Voilà un moment que l'on commence à décrier les déferlantes continues de polars nordiques, même si l'on avait été ravi de succomber à la première vague.
Voilà même quelques temps que l'on condamne Jo Nesbø, pris en flagrant délit de remplissage de tête de gondole de relais tgv.
C'est dire avec quels préjugés on a abordé ce Sang sur la glace !
Même si l'on avait lu par avance que cet exercice de style, sans Harry Hole, sortait un peu des sentiers battus et rebattus par Jo Nesbø, la surprise a été grande !
Effectivement, l'auteur abandonne bien son détective fétiche imbibé. Effectivement, il se livre à une sorte de pastiche des romans noirs à ranger sur l'étagère des polars hard-boiled.
Mais avec quel humour et surtout quel brio !
La plume de Jo Nesbø a toujours été très maîtrisée et particulièrement agréable à lire (jusque dans ses dernières livraisons un peu trop commerciales) et ce bouquin est une preuve supplémentaire que ce gars-là sait vraiment très bien écrire (et pas toujours dans le même registre).

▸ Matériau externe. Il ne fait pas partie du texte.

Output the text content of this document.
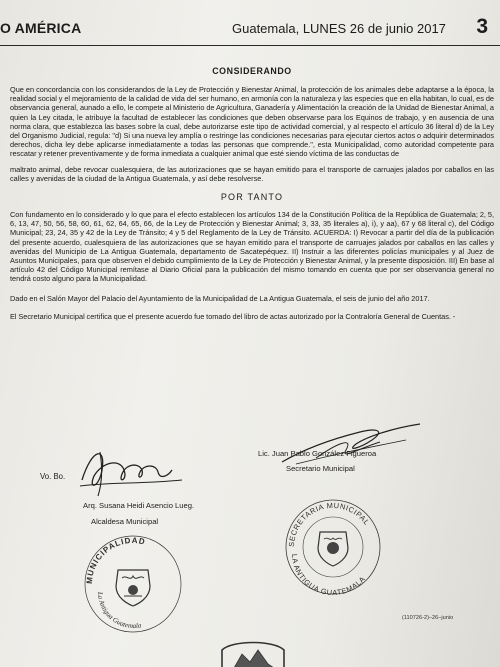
O AMÉRICA	Guatemala, LUNES 26 de junio 2017 3
CONSIDERANDO

Que en concordancia con los considerandos de la Ley de Protección y Bienestar Animal, la protección de los animales debe adaptarse a la época, la realidad social y el mejoramiento de la calidad de vida del ser humano, en armonía con la naturaleza y las especies que en ella habitan, lo cual, es de observancia general, aunado a ello, le compete al Ministerio de Agricultura, Ganadería y Alimentación la creación de la Unidad de Bienestar Animal, a quien la Ley citada, le atribuye la facultad de establecer las condiciones que deben observarse para los Equinos de trabajo, y en ausencia de una norma clara, que establezca las bases sobre la cual, debe autorizarse este tipo de actividad comercial, y al respecto el artículo 36 literal d) de la Ley del Organismo Judicial, regula: "d) Si una nueva ley amplía o restringe las condiciones necesarias para ejecutar ciertos actos o adquirir determinados derechos, dicha ley debe aplicarse inmediatamente a todas las personas que comprende.", esta Municipalidad, como autoridad competente para rescatar y retener preventivamente y de forma inmediata a cualquier animal que esté siendo víctima de las conductas de

maltrato animal, debe revocar cualesquiera, de las autorizaciones que se hayan emitido para el transporte de carruajes jalados por caballos en las calles y avenidas de la ciudad de la Antigua Guatemala, y así debe resolverse.

POR TANTO

Con fundamento en lo considerado y lo que para el efecto establecen los artículos 134 de la Constitución Política de la República de Guatemala; 2, 5, 6, 13, 47, 50, 56, 58, 60, 61, 62, 64, 65, 66, de la Ley de Protección y Bienestar Animal; 3, 33, 35 literales a), i), y aa), 67 y 68 literal c), del Código Municipal; 23, 24, 35 y 42 de la Ley de Tránsito; 4 y 5 del Reglamento de la Ley de Tránsito. ACUERDA: I) Revocar a partir del día de la publicación del presente acuerdo, cualesquiera de las autorizaciones que se hayan emitido para el transporte de carruajes jalados por caballos en las calles y avenidas del Municipio de La Antigua Guatemala, departamento de Sacatepéquez. II) Instruir a las diferentes policías municipales y al Juez de Asuntos Municipales, para que observen el debido cumplimiento de la Ley de Protección y Bienestar Animal, y la presente disposición. III) En base al artículo 42 del Código Municipal remítase al Diario Oficial para la publicación del mismo tomando en cuenta que por ser observancia general no tendrá costo alguno para la Municipalidad.

Dado en el Salón Mayor del Palacio del Ayuntamiento de la Municipalidad de La Antigua Guatemala, el seis de junio del año 2017.

El Secretario Municipal certifica que el presente acuerdo fue tomado del libro de actas autorizado por la Contraloría General de Cuentas. -

Vo. Bo.
Arq. Susana Heidi Asencio Lueg.
Alcaldesa Municipal
Lic. Juan Pablo González Figueroa
Secretario Municipal
MUNICIPALIDAD
La Antigua Guatemala
SECRETARIA MUNICIPAL
LA ANTIGUA GUATEMALA
(110726-2)–26–junio
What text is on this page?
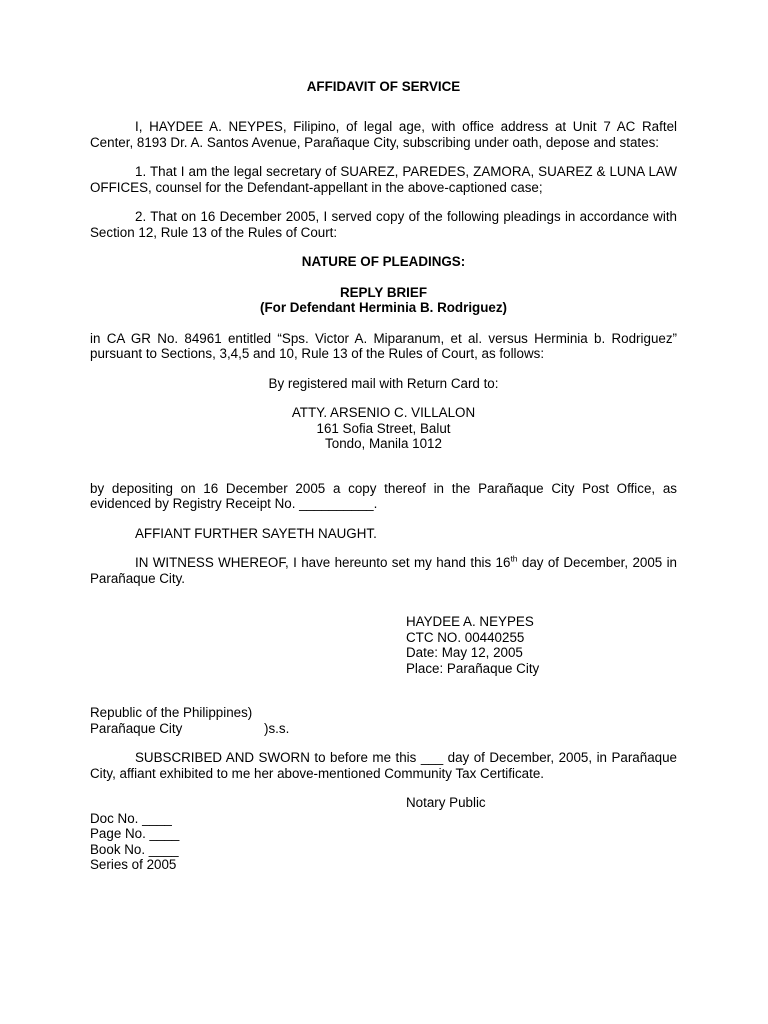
AFFIDAVIT OF SERVICE

I, HAYDEE A. NEYPES, Filipino, of legal age, with office address at Unit 7 AC Raftel Center, 8193 Dr. A. Santos Avenue, Parañaque City, subscribing under oath, depose and states:

1. That I am the legal secretary of SUAREZ, PAREDES, ZAMORA, SUAREZ & LUNA LAW OFFICES, counsel for the Defendant-appellant in the above-captioned case;

2. That on 16 December 2005, I served copy of the following pleadings in accordance with Section 12, Rule 13 of the Rules of Court:

NATURE OF PLEADINGS:
REPLY BRIEF
(For Defendant Herminia B. Rodriguez)

in CA GR No. 84961 entitled “Sps. Victor A. Miparanum, et al. versus Herminia b. Rodriguez” pursuant to Sections, 3,4,5 and 10, Rule 13 of the Rules of Court, as follows:

By registered mail with Return Card to:
ATTY. ARSENIO C. VILLALON
161 Sofia Street, Balut
Tondo, Manila 1012

by depositing on 16 December 2005 a copy thereof in the Parañaque City Post Office, as evidenced by Registry Receipt No. __________.

AFFIANT FURTHER SAYETH NAUGHT.

IN WITNESS WHEREOF, I have hereunto set my hand this 16th day of December, 2005 in Parañaque City.

HAYDEE A. NEYPES
CTC NO. 00440255
Date: May 12, 2005
Place: Parañaque City
Republic of the Philippines)
Parañaque City	)s.s.

SUBSCRIBED AND SWORN to before me this ___ day of December, 2005, in Parañaque City, affiant exhibited to me her above-mentioned Community Tax Certificate.

Notary Public
Doc No. ____
Page No. ____
Book No. ____
Series of 2005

Et là, notre écrivain s'en donne à coeur joie : visiblement il s'est franchement amusé et notre plaisir de lecteur est à la hauteur.
On est toujours en Norvège, dans les années 70.
Et nous voici propulsés dans la tête d'un truand, Olav.
Olav n'était finalement doué ni pour les braquages, ni pour le proxénétisme. Il sera tueurs à gages.
Mais voici que Hoffmann, le patron d'Olav, lui demande d'expédier (sous entendu ad patres) sa propre femme, oui, Corina la femme du patron.Même si la demande est bien légitime (elle est infidèle), Olav est bien embêté par cette nouvelle mission, pas facile à gérer, en dépit d'une grosse prime à la clé.
[...] La nouvelle mission que m'avait confiée Hoffmann me défrisait
fortement. Il voulait que j'expédie sa femme. [...] Tout me plaisait
chez Corina Hoffmann. Tout, sauf son nom de famille.
[...] Je me sentais comme un gars qui est assis à une table de poker
avec quatre mauvais perdants lourdement armés et naturellement
suspicieux. Et on venait de me distribuer une main de quatre as.
Parfois, les bonnes nouvelles sont si invraisemblablement bonnes
qu'elles sont mauvaises.
Bien évidemment, Olav va tomber raide amoureux de la donzelle infidèle.
Et toujours bien évidemment, rien ne va se dérouler comme prévu.
On ne vous en raconte pas plus, cela n'aurait d'ailleurs pas grand intérêt ici : vous avez déjà lu cette histoire au moins une dizaine de fois, c'est le principe même de ce 'à la manière de ...'.
On peut ranger par exemple, ce bouquin juste à côté d'un autre coup de coeur : Il faut tuer Lewis Winter, de Malcolm MacKay.
Mais en bon écivain, Jo Nesbø a l'excellente idée d'épicer ce qui aurait pu n'être qu'un bel hommage aux anciens, qu'un habile exercice de style, de quelques saveurs inattendues.
Et en premier lieu la personnalité d'Olav, le tueur à gages : dyslexique, nul en calcul, un gars qui évite de réfléchir.
[...] Je réfléchissais. D'ordinaire, j'essaie de m'en abstenir, ce
n'est pas là une activité dans laquelle je vois un potentiel
d'amélioration par la pratique, et, d'expérience, elle mène rarement à
quoi que ce soit de bon.
Mais un gars qui lit Victor Hugo (pas facile quand on est dyslexique), qui écrit des poemes (encore moins facile, il faut patiemment remettre toutes les lettres dans le bon ordre) et qui cite les philosophes : Darwin, Hume, ...
Et puis, après une tuerie apocalyptique, il y a dernière partie du bouquin : c'est elle qui explique le coup de coeur, et dans tous les sens du mot.
Car l'auteur est un petit malin qui nous a promené par le bout du nez : histoire de tueurs sans pitié, humour au second degré, pastiche de polar hard-boiled, ... ouais, ouais, on avait bien entendu vu tout cela ...
Mais Jo Nesbø est coutumier des longues fausses pistes et tout cela cachait soigneusement une autre histoire, presqu'un autre bouquin et une très belle histoire ... d'amour. Et oui.
Allez, souhaitons que Jo Nesbø sache encore nous surprendre.
Un bouquin pour tous : pour les fans de Jo Nesbø qui ne seront pas déçus (même en l'absence d'Harry Hole), pour les fans de polars qui ne seront pas déçus ou tout simplement pour ceux qui veulent un bouquin facile, agréable, amusant et surprenant (et rafraîchissant) pour les plages cet été, et qui ne seront pas déçus non plus.